The approach to the compiling the series of books was to create something greater than a series of mere “guidebooks,” as the title suggests. With the collection, Meuser and Dalbai set out to both pose and answer the question: how should we explore Africa’s architectural discourses differently.
Per the book’s foreword, the result is a set of books that are an “original archival documentation of the sources of architectural studies for current and future students, scholars, practitioners, and for general interest readers and researchers.”
“For the very first time the architecture of every sub-Saharan country is presented individually in an individual chapter, some of which cover the respective country's contemporary architecture for the first time ever," Dalbai told Dezeen.
“While there are specialised publications on particular aspects of the region’s architecture, we felt there was a dearth of ambitious surveys of the region as a whole, which examine Africa's architecture for its own sake, rather than viewed as a manifestation of perpetual conflict or romantic transfiguration," said Meuser.
Combined the collection spans more than 3,400 pages with an astounding 5,000 accompanying images and illustrations.
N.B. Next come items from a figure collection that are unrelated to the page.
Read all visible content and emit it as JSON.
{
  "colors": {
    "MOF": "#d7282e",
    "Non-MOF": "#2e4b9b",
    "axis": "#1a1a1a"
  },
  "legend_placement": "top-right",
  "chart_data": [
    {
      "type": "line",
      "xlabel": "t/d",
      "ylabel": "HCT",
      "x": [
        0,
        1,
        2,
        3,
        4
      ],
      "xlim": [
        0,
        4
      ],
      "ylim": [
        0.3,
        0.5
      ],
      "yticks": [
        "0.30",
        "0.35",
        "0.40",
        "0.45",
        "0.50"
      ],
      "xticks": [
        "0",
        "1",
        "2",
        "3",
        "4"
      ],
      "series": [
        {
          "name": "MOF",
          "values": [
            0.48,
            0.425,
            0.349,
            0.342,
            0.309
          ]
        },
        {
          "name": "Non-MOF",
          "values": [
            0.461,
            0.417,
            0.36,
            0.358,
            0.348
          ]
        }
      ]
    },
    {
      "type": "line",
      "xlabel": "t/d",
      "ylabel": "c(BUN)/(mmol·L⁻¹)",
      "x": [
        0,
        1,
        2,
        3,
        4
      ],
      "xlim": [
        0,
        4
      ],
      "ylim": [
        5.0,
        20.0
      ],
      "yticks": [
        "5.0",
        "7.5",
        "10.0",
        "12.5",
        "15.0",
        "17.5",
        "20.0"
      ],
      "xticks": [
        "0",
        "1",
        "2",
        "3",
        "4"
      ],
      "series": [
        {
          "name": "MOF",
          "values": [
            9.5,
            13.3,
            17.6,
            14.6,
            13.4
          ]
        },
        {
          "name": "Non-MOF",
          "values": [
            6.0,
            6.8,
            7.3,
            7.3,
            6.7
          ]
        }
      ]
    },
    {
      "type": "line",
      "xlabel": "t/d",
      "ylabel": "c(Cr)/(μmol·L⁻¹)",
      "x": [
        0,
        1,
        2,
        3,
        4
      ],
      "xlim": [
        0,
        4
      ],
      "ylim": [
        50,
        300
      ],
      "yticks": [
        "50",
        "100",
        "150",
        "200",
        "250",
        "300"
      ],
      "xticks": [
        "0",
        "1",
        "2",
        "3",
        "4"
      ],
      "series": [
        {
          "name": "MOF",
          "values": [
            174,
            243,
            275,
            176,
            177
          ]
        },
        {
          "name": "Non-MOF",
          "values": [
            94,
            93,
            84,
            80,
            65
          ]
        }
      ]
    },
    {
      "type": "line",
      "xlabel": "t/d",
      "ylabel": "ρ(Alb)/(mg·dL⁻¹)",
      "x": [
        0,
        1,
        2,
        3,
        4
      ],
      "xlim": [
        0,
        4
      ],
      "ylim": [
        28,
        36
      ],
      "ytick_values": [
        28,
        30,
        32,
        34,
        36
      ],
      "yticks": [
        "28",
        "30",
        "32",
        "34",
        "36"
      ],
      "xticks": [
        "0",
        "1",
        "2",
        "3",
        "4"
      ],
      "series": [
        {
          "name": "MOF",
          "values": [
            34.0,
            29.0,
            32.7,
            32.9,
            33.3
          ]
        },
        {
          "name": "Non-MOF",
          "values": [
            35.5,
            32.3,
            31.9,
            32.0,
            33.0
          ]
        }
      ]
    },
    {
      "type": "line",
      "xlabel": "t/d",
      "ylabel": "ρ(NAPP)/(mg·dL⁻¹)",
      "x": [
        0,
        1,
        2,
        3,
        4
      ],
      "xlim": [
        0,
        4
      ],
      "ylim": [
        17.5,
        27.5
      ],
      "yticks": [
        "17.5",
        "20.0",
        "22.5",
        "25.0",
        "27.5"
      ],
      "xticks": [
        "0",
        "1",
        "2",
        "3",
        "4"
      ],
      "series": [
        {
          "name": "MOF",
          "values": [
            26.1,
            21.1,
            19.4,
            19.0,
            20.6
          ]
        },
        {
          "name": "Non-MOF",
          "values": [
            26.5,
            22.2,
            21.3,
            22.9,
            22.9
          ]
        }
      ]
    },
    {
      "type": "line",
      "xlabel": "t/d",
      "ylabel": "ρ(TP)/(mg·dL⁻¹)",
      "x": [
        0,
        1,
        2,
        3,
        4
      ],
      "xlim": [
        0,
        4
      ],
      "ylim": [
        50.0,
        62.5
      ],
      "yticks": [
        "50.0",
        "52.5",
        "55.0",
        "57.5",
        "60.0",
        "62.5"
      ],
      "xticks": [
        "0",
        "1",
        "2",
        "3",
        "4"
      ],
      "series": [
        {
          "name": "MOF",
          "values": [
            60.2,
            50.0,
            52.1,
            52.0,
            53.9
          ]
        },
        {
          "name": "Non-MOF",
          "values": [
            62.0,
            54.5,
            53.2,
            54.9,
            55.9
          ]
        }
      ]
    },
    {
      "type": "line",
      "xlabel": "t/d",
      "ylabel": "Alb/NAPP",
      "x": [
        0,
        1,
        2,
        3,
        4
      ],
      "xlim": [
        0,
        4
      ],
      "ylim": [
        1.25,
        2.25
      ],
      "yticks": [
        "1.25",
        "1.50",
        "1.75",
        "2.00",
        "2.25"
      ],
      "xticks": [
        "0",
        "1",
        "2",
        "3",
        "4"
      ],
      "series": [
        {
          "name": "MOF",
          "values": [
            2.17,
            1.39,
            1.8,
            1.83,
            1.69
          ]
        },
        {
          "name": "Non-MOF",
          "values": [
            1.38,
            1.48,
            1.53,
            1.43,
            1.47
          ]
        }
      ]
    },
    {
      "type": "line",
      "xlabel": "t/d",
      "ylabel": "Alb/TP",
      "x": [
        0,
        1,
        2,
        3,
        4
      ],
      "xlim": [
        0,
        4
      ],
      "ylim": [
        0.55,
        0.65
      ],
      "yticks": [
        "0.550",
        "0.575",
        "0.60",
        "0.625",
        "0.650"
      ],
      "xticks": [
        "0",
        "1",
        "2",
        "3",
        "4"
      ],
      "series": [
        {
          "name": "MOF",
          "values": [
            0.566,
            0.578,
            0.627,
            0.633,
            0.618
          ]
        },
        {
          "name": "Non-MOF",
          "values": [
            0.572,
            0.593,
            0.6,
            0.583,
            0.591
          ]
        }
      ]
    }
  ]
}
Each of the 49 chapters focuses on a single country.
The volumes are broken down as follows:
Vol. 1: Introduction to the History and Theory of African Architecture
Vol. 2: Western Africa from the Atlantic Ocean to the Sahel
Vol. 3: Western Africa along the Atlantic Ocean Coast
Vol. 4: Eastern Africa from the Sahel to the Horn of Africa
Vol. 5: Eastern Africa from the Great Lakes to the Indian Ocean
Vol. 6: Central Africa from the Atlantic Ocean to the Great Lakes
Vol. 7: Southern Africa between the Atlantic and Indian Oceans
The collection is expected to go on sale in April 2021 and will retail for €148. It can be purchased via DOM Publishers’ website.